WITF Multimedia News Director Tim Lambert’s family owned a portion of the land that was part of the crash site.  He spoke to SmartTalk’s Scott LaMar about visiting the site three weeks after the crash:

“We weren’t allowed to go into the woods because there was still debris coming down from the sixty foot tall hemlock trees, so we weren’t allowed to go into the woods.  You could smell jet fuel – it’s always a windy day always here and you could smell jet fuel when the wind picked up which was startling.  So we asked him ‘What happened to the plane?  What did you find?’ and he bent over and picked up a dime-sized, a quarter-sized piece of metal and he said ‘Well, it just broke into pieces like this.’  And it was like a shutter in a camera going off ‘chk-chk’ and then it was like everywhere you looked there was debris from the plane.”

The boulder.  A wall of names.  Scattered flowers and notes in tribute to the victims.  A warm, steady breeze is the only sound heard as visitors contemplate the importance of their surroundings and silently mourn.  Keith Newlin is the Deputy Superintendent of Western Pennsylvania Parks, a division of the National Park Service.  He acknowledged the reverence felt by visitors to the memorial:

“When people realize the nature of their [the passengers] actions and how short of a time frame that it took that they absolutely are awestruck that they took that action in that short time frame and that they gave their lives to protect the capitol, whatever the target was.”
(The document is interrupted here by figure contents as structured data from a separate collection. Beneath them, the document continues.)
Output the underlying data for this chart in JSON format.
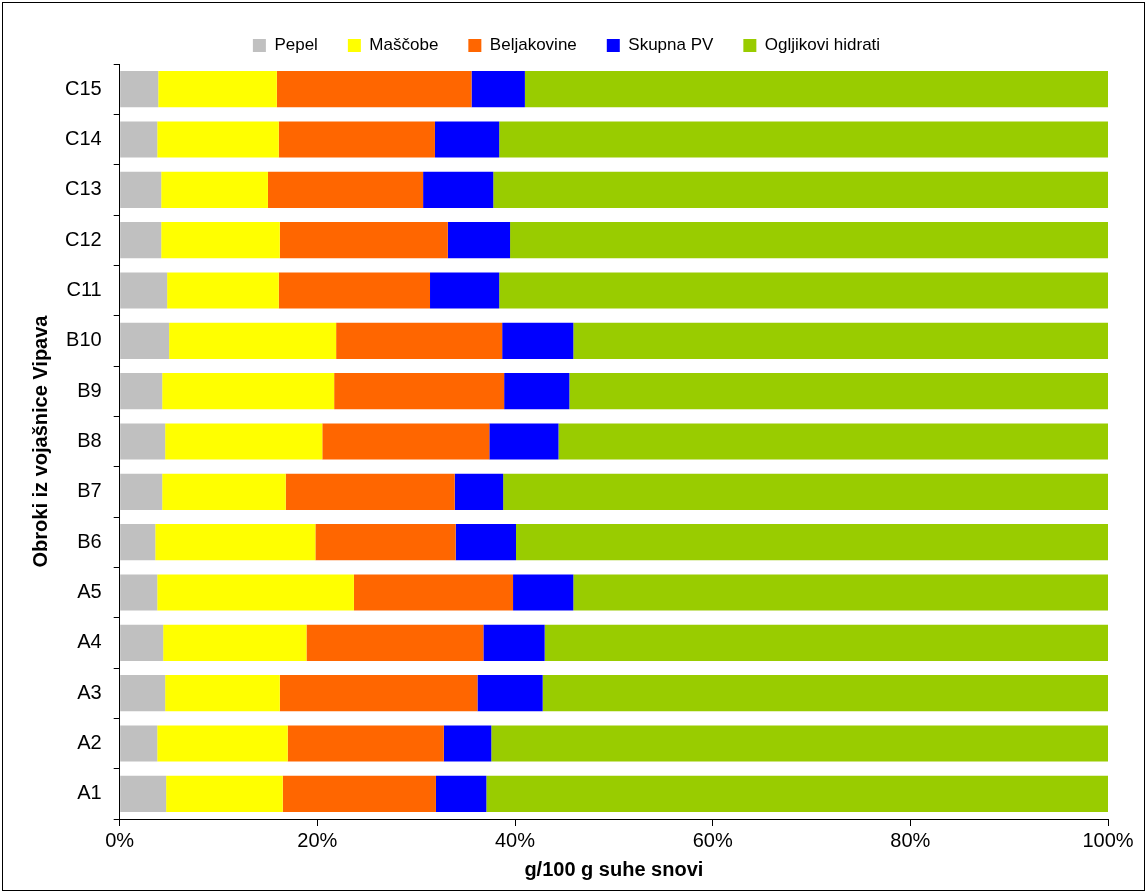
{
  "chart_data": {
    "type": "bar",
    "orientation": "horizontal",
    "stacked": true,
    "xlabel": "g/100 g suhe snovi",
    "ylabel": "Obroki iz vojašnice Vipava",
    "categories": [
      "C15",
      "C14",
      "C13",
      "C12",
      "C11",
      "B10",
      "B9",
      "B8",
      "B7",
      "B6",
      "A5",
      "A4",
      "A3",
      "A2",
      "A1"
    ],
    "xlim": [
      0,
      100
    ],
    "xticks": [
      {
        "value": 0,
        "label": "0%"
      },
      {
        "value": 20,
        "label": "20%"
      },
      {
        "value": 40,
        "label": "40%"
      },
      {
        "value": 60,
        "label": "60%"
      },
      {
        "value": 80,
        "label": "80%"
      },
      {
        "value": 100,
        "label": "100%"
      }
    ],
    "grid": false,
    "legend": "top",
    "series": [
      {
        "name": "Pepel",
        "color": "#c0c0c0",
        "values": [
          3.9,
          3.8,
          4.2,
          4.2,
          4.8,
          5.0,
          4.3,
          4.6,
          4.3,
          3.6,
          3.8,
          4.4,
          4.6,
          3.8,
          4.7
        ]
      },
      {
        "name": "Maščobe",
        "color": "#ffff00",
        "values": [
          12.0,
          12.3,
          10.8,
          12.0,
          11.3,
          16.9,
          17.4,
          15.9,
          12.5,
          16.2,
          19.9,
          14.5,
          11.6,
          13.2,
          11.8
        ]
      },
      {
        "name": "Beljakovine",
        "color": "#ff6600",
        "values": [
          19.7,
          15.8,
          15.7,
          17.0,
          15.3,
          16.8,
          17.2,
          16.9,
          17.1,
          14.2,
          16.1,
          17.9,
          20.0,
          15.8,
          15.5
        ]
      },
      {
        "name": "Skupna PV",
        "color": "#0000ff",
        "values": [
          5.4,
          6.5,
          7.1,
          6.3,
          7.0,
          7.2,
          6.6,
          7.0,
          4.9,
          6.1,
          6.1,
          6.2,
          6.6,
          4.8,
          5.1
        ]
      },
      {
        "name": "Ogljikovi hidrati",
        "color": "#99cc00",
        "values": [
          59.0,
          61.6,
          62.2,
          60.5,
          61.6,
          54.1,
          54.5,
          55.6,
          61.2,
          59.9,
          54.1,
          57.0,
          57.2,
          62.4,
          62.9
        ]
      }
    ]
  }
}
Kathie Shaffer is the Oral History Specialist at the Flight 93 Memorial.  Her role is to archive the stories of people involved with Flight 93 – from victim’s families to first responders to law enforcement officials  – and preserve their stories.  Shaffer spoke of how the families of victims find comfort from such a memorial:

“I think for some family members it’s become a place of solace, now.  When they visit, today we can hear the crickets, the geese, the wind. You feel the wind, you hear the wind.  And it’s a place to reflect and the memorial landscape allows for that.”